State and local police would be prohibited in key ways from helping Immigration and Customs Enforcement combat illegal immigration under Senate legislation, a wall that opponents say would lead to rampant fraud, hamper efforts to deport future illegals and threaten national security.

“The Senate bill would actually make us less safe,” said Rep. Ed Royce, California Republican and chairman of the International Relations Committee’s subcommittee on international terrorism and nonproliferation. It “would roll back the ability for state and local officials to cooperate with federal officials.”

Out of deference to the confidentiality concerns of foreigners in the U.S., the bill would bar state and local police from detaining aliens simply for being in the U.S. illegally. Police could arrest the aliens only if they commit certain additional violations of federal immigration law such as marriage fraud or document counterfeiting.
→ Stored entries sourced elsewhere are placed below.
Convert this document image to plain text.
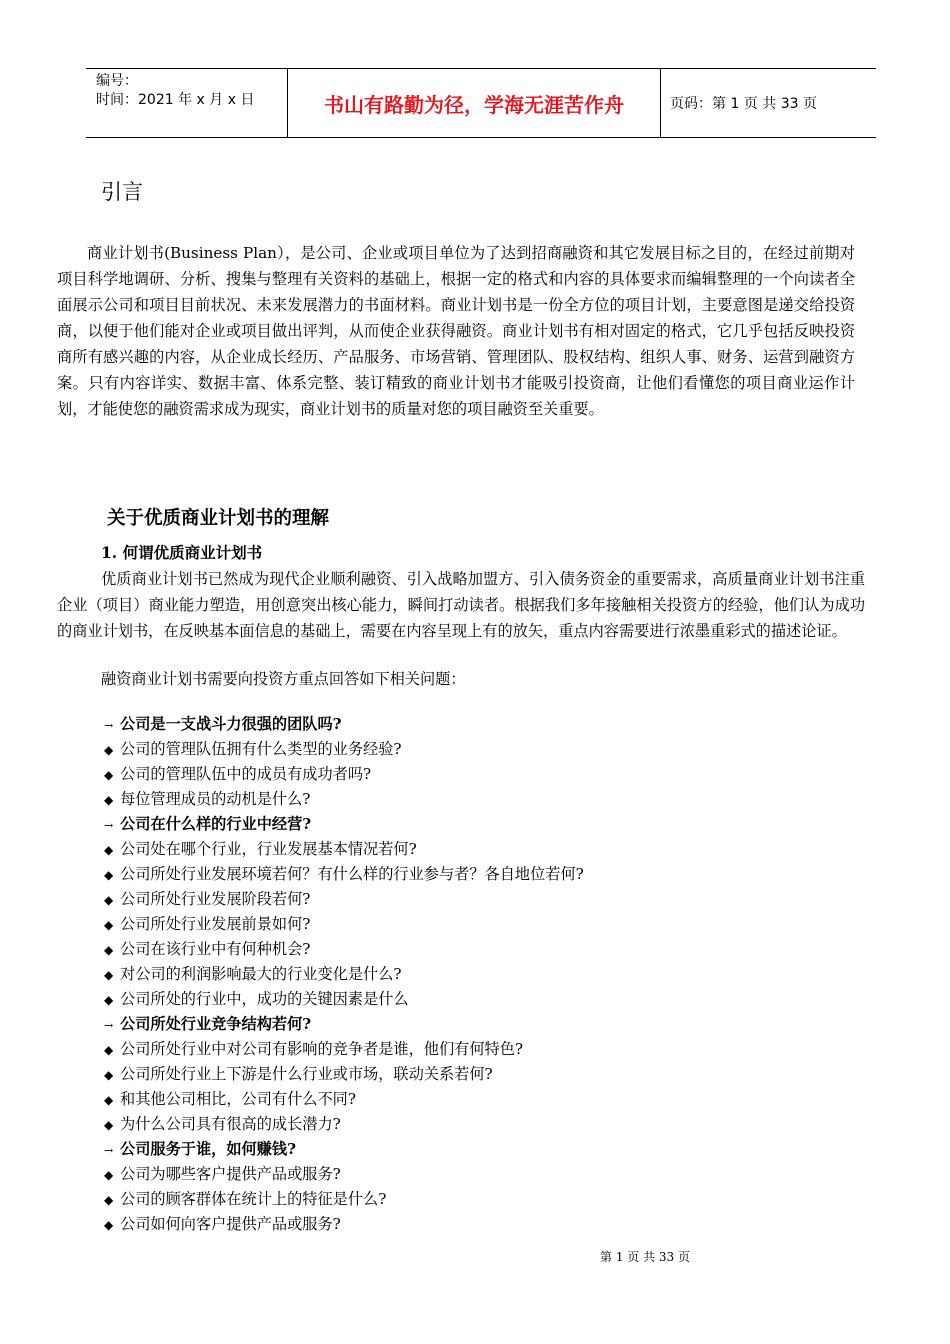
编号：
时间：2021 年 x 月 x 日	书山有路勤为径，学海无涯苦作舟	页码：第 1 页 共 33 页
引言
商业计划书(Business Plan），是公司、企业或项目单位为了达到招商融资和其它发展目标之目的，在经过前期对项目科学地调研、分析、搜集与整理有关资料的基础上，根据一定的格式和内容的具体要求而编辑整理的一个向读者全面展示公司和项目目前状况、未来发展潜力的书面材料。商业计划书是一份全方位的项目计划，主要意图是递交给投资商，以便于他们能对企业或项目做出评判，从而使企业获得融资。商业计划书有相对固定的格式，它几乎包括反映投资商所有感兴趣的内容，从企业成长经历、产品服务、市场营销、管理团队、股权结构、组织人事、财务、运营到融资方案。只有内容详实、数据丰富、体系完整、装订精致的商业计划书才能吸引投资商，让他们看懂您的项目商业运作计划，才能使您的融资需求成为现实，商业计划书的质量对您的项目融资至关重要。
关于优质商业计划书的理解
1. 何谓优质商业计划书
优质商业计划书已然成为现代企业顺利融资、引入战略加盟方、引入债务资金的重要需求，高质量商业计划书注重企业（项目）商业能力塑造，用创意突出核心能力，瞬间打动读者。根据我们多年接触相关投资方的经验，他们认为成功的商业计划书，在反映基本面信息的基础上，需要在内容呈现上有的放矢，重点内容需要进行浓墨重彩式的描述论证。
融资商业计划书需要向投资方重点回答如下相关问题：
→ 公司是一支战斗力很强的团队吗?
◆ 公司的管理队伍拥有什么类型的业务经验?
◆ 公司的管理队伍中的成员有成功者吗?
◆ 每位管理成员的动机是什么?
→ 公司在什么样的行业中经营?
◆ 公司处在哪个行业，行业发展基本情况若何?
◆ 公司所处行业发展环境若何？有什么样的行业参与者？各自地位若何?
◆ 公司所处行业发展阶段若何?
◆ 公司所处行业发展前景如何?
◆ 公司在该行业中有何种机会?
◆ 对公司的利润影响最大的行业变化是什么?
◆ 公司所处的行业中，成功的关键因素是什么
→ 公司所处行业竞争结构若何?
◆ 公司所处行业中对公司有影响的竞争者是谁，他们有何特色?
◆ 公司所处行业上下游是什么行业或市场，联动关系若何?
◆ 和其他公司相比，公司有什么不同?
◆ 为什么公司具有很高的成长潜力?
→ 公司服务于谁，如何赚钱?
◆ 公司为哪些客户提供产品或服务?
◆ 公司的顾客群体在统计上的特征是什么?
◆ 公司如何向客户提供产品或服务?
第 1 页 共 33 页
“This is a time bomb that is just waiting to do a lot of damage,” former U.S. Department of Justice lawyer Kris Kobach told The Washington Times yesterday. “Either it will be the damage done by terrorists in this country or it will be the damage done to our ability to control illegal immigration.”

The wall — which opponents say is similar to the one criticized by the September 11 commission for hampering efforts to prevent terrorist attacks — is getting closer attention after Mr. Royce held immigration hearings last week in California and Texas. Mr. Kobach, who served as counsel to former Attorney General John Ashcroft and now teaches at University of Missouri at Kansas City School of Law, was among those who testified.

Under current law, he said, a police officer may in the course of his duties ask a suspect about his immigration status. For verification, the officer can call the Law Enforcement Support Center (LESC), a database in Vermont that maintains the status and identities of aliens suspected, arrested or convicted of criminal activity. If it turns out that the suspect is in the U.S. illegally, the officer may arrest the alien.

But under the Senate bill, the officer’s power to arrest would be curtailed, Mr. Kobach said. State and local police would no longer be permitted to arrest aliens for “civil” violations of federal immigration laws, such as overstaying their visas or failing to attend the classes required under their student visas.

Mr. Kobach told the House panel last week that four of the 19 September 11 hijackers had committed immigration violations and had been stopped by state and local police before the attacks. In particular, he pointed to Ziad Samir Jarrah, the Lebanese terrorist in the country on a six-month tourist visa that he had overstayed.

On Sept. 9, 2001, Jarrah was stopped going 90 mph on Interstate 95 in Maryland and given a $270 speeding ticket, which was later found in the glove compartment at the Newark airport in New Jersey, where he boarded United Flight 93.

“If the officer had asked a few questions and determined that he was illegal, he could have made the arrest,” Mr. Kobach said. “If the officer had called the Law Enforcement Support Center, which operates 24/7 out of Vermont, the officer could have concluded that he was illegal and could have made the arrest.”

Since September 11, Mr. Kobach said, the Justice Department has encouraged state and local law-enforcement agencies to step up their use of the LESC during routine police work.

The center now gets more than 500,000 calls a year. But if the Senate bill becomes law, the officer who stopped Jarrah on Sept. 9 would not be permitted to arrest him for having overstayed his tourist visa.